You worked until 70 because you were up to your eyeballs in debt. I don’t understand how someone claiming to be a former financial advisor would borrow so much simply to provide a facade of unsubstantiated status. This is one area where you should have taken Flagpole’s advice.
One of many areas. I knew at age 14 when I had a paper route that I wouldn't be working until age 70 or even age 60. No thanks.
Well, to be clear, I knew I didn't WANT to work that long. Initially out of college I thought I would have to work until at least age 67 because that's what people told me...no more pensions, they said, things getting too expensive, they said. Then, when I found out about investing, and I saw how the returns were doing, I changed over time my retirement age from 67 to 65 to 62 to 59.5, and now to the reality of 55 in June.
“There is essentially no realistic scenario in real life where the market would drop 30% three years in a row. Probability is essentially zero (unless the entire US financial system collapses, in which case cash and bonds will be worthless also).”
From 3/2000 to 10/2002 the NASDAQ collapsed 83% and did not reach a new durable high until spring 2015. Not 30% three years in a row, but significant drop. At the high point tech was about 30% of the market cap of the S&P 500, and dominated the index EPS. Most here discount the market risk using statistics that have little to do with market valuations and current to future economic conditions. The financial industry doesn’t help, encouraging excessive risk. IMHO.
I'm talking about the S&P 500 (or total market; they're practically the same at this point). Whatever the NASDAQ has done in the past is not relevant.
You worked until 70 because you were up to your eyeballs in debt. I don’t understand how someone claiming to be a former financial advisor would borrow so much simply to provide a facade of unsubstantiated status. This is one area where you should have taken Flagpole’s advice.
One of many areas. I knew at age 14 when I had a paper route that I wouldn't be working until age 70 or even age 60. No thanks.
I had very interesting jobs throughout my working years. Like you I had a paper route as a young man, in fact delivered papers the day JFK died. Worked under the Director of Marketing at Northrop Aircraft right out of college, while still competing as a national class marathoner (2:19:15 Boston 1974). At age 25 went back to college at USC to earn my masters while working part time painting apartments in L.A. Upon graduation began a successful career as a track coach starting at a junior college as an assistant and completing a 19 year career at a Division I school as a head coach. My last career was 24 years as a financial advisor saw me earn during my years the professional designations of CFP, CLU, ChFC, and Associate Vice President at Morgan Stanley.

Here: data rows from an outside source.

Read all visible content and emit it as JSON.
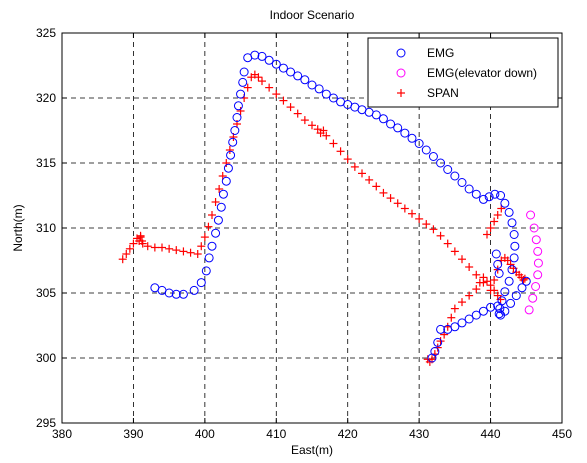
{
  "chart_data": {
    "type": "scatter",
    "title": "Indoor Scenario",
    "xlabel": "East(m)",
    "ylabel": "North(m)",
    "xlim": [
      380,
      450
    ],
    "ylim": [
      295,
      325
    ],
    "xticks": [
      380,
      390,
      400,
      410,
      420,
      430,
      440,
      450
    ],
    "yticks": [
      295,
      300,
      305,
      310,
      315,
      320,
      325
    ],
    "grid": true,
    "legend_position": "top-right",
    "series": [
      {
        "name": "EMG",
        "marker": "circle",
        "color": "#0000ff",
        "x": [
          393.0,
          394.0,
          395.0,
          396.0,
          397.0,
          398.5,
          399.5,
          400.2,
          400.6,
          401.0,
          401.5,
          401.9,
          402.3,
          402.6,
          403.0,
          403.3,
          403.6,
          403.9,
          404.2,
          404.5,
          404.7,
          405.0,
          405.3,
          405.5,
          406.0,
          407.0,
          408.0,
          409.0,
          410.0,
          411.0,
          412.0,
          413.0,
          414.0,
          415.0,
          416.0,
          417.0,
          418.0,
          419.0,
          420.0,
          421.0,
          422.0,
          423.0,
          424.0,
          425.0,
          426.0,
          427.0,
          428.0,
          429.0,
          430.0,
          431.0,
          432.0,
          433.0,
          434.0,
          435.0,
          436.0,
          437.0,
          438.0,
          439.0,
          439.8,
          440.6,
          441.4,
          442.0,
          442.6,
          443.0,
          443.3,
          443.4,
          443.3,
          443.0,
          442.6,
          442.0,
          441.6,
          441.3,
          441.2,
          441.4,
          442.0,
          442.8,
          443.6,
          444.4,
          445.0,
          441.0,
          440.0,
          439.0,
          438.0,
          437.0,
          436.0,
          435.0,
          434.0,
          433.0,
          432.6,
          432.2,
          431.8,
          441.2,
          441.0,
          440.8
        ],
        "y": [
          305.4,
          305.2,
          305.0,
          304.9,
          304.9,
          305.2,
          305.8,
          306.7,
          307.7,
          308.6,
          309.6,
          310.6,
          311.6,
          312.6,
          313.6,
          314.6,
          315.6,
          316.6,
          317.5,
          318.5,
          319.4,
          320.3,
          321.2,
          322.0,
          323.1,
          323.3,
          323.2,
          322.9,
          322.6,
          322.3,
          322.0,
          321.7,
          321.4,
          321.0,
          320.7,
          320.3,
          320.0,
          319.7,
          319.5,
          319.3,
          319.1,
          318.9,
          318.7,
          318.4,
          318.0,
          317.7,
          317.3,
          316.9,
          316.5,
          316.0,
          315.5,
          315.0,
          314.5,
          314.0,
          313.5,
          313.0,
          312.6,
          312.2,
          312.4,
          312.6,
          312.5,
          311.9,
          311.2,
          310.4,
          309.5,
          308.6,
          307.7,
          306.8,
          305.9,
          305.1,
          304.4,
          303.8,
          303.4,
          303.3,
          303.6,
          304.2,
          304.8,
          305.4,
          305.9,
          304.0,
          303.9,
          303.6,
          303.3,
          303.0,
          302.7,
          302.4,
          302.2,
          302.2,
          301.2,
          300.5,
          300.0,
          306.5,
          307.2,
          308.0
        ]
      },
      {
        "name": "EMG(elevator down)",
        "marker": "circle",
        "color": "#ff00ff",
        "x": [
          445.6,
          446.1,
          446.4,
          446.6,
          446.7,
          446.6,
          446.3,
          445.9,
          445.4
        ],
        "y": [
          311.0,
          310.0,
          309.1,
          308.2,
          307.3,
          306.4,
          305.5,
          304.6,
          303.7
        ]
      },
      {
        "name": "SPAN",
        "marker": "plus",
        "color": "#ff0000",
        "x": [
          388.5,
          389.0,
          389.5,
          390.0,
          390.5,
          391.0,
          391.2,
          391.0,
          390.8,
          391.3,
          392.0,
          393.0,
          394.0,
          395.0,
          396.0,
          397.0,
          398.0,
          399.0,
          399.5,
          400.0,
          400.5,
          401.0,
          401.5,
          402.0,
          402.5,
          403.0,
          403.5,
          404.0,
          404.5,
          405.0,
          405.5,
          406.0,
          406.5,
          407.0,
          407.5,
          408.0,
          409.0,
          410.0,
          411.0,
          412.0,
          413.0,
          414.0,
          415.0,
          415.8,
          416.2,
          416.6,
          417.0,
          418.0,
          419.0,
          420.0,
          421.0,
          422.0,
          423.0,
          424.0,
          425.0,
          426.0,
          427.0,
          428.0,
          429.0,
          430.0,
          431.0,
          432.0,
          433.0,
          434.0,
          435.0,
          436.0,
          437.0,
          438.0,
          439.0,
          440.0,
          440.5,
          441.0,
          441.5,
          442.0,
          442.4,
          442.8,
          443.2,
          443.6,
          444.0,
          444.3,
          444.6,
          444.8,
          441.4,
          441.0,
          440.5,
          440.0,
          439.5,
          439.0,
          438.5,
          438.0,
          437.0,
          436.0,
          435.0,
          434.5,
          434.0,
          433.5,
          433.0,
          432.6,
          432.2,
          431.8,
          431.5,
          431.2,
          439.5,
          440.0,
          440.5,
          441.0,
          441.5
        ],
        "y": [
          307.6,
          308.0,
          308.4,
          308.8,
          309.2,
          309.4,
          309.0,
          309.3,
          309.0,
          308.8,
          308.6,
          308.5,
          308.5,
          308.4,
          308.3,
          308.2,
          308.1,
          308.0,
          308.6,
          309.3,
          310.1,
          311.0,
          312.0,
          313.0,
          314.0,
          315.0,
          316.0,
          317.0,
          318.0,
          319.0,
          320.0,
          320.8,
          321.6,
          321.8,
          321.6,
          321.3,
          320.8,
          320.3,
          319.8,
          319.3,
          318.8,
          318.3,
          317.9,
          317.6,
          317.3,
          317.5,
          317.1,
          316.5,
          315.9,
          315.3,
          314.7,
          314.2,
          313.7,
          313.2,
          312.7,
          312.3,
          311.9,
          311.5,
          311.1,
          310.7,
          310.3,
          309.9,
          309.4,
          308.8,
          308.2,
          307.6,
          307.0,
          306.4,
          305.8,
          305.2,
          306.0,
          306.8,
          307.5,
          307.7,
          307.5,
          307.2,
          306.9,
          306.6,
          306.4,
          306.2,
          306.0,
          306.1,
          304.5,
          304.8,
          305.2,
          305.6,
          305.9,
          306.2,
          305.8,
          305.3,
          304.8,
          304.3,
          303.8,
          303.1,
          302.4,
          301.8,
          301.3,
          300.8,
          300.3,
          299.9,
          299.7,
          299.9,
          309.5,
          310.0,
          310.5,
          311.0,
          311.5
        ]
      }
    ]
  }
}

Some people just live lives of achievement, others mindless harassment of others on social media. Of course this is not directed at you Flagpole.
If Musk is buying Twitter at $53 or $54 per share or whatever the offer is, why is Twitter still trading at < $50?
Why not buy it?
there's a chance the deal will not go through.
If the deal does not go through and no other deal materializes, TSLA stock will likely fall back quite a bit.
but if the deal goes through as advertised, you will make around 10%.
Some portion of the 49-54 gap is because of the time value of money.
Many people do nothing but bet on whether deals like this one will go through. So it's not just random behavior here - there is real reason to think there is a material chance the deal will blow up.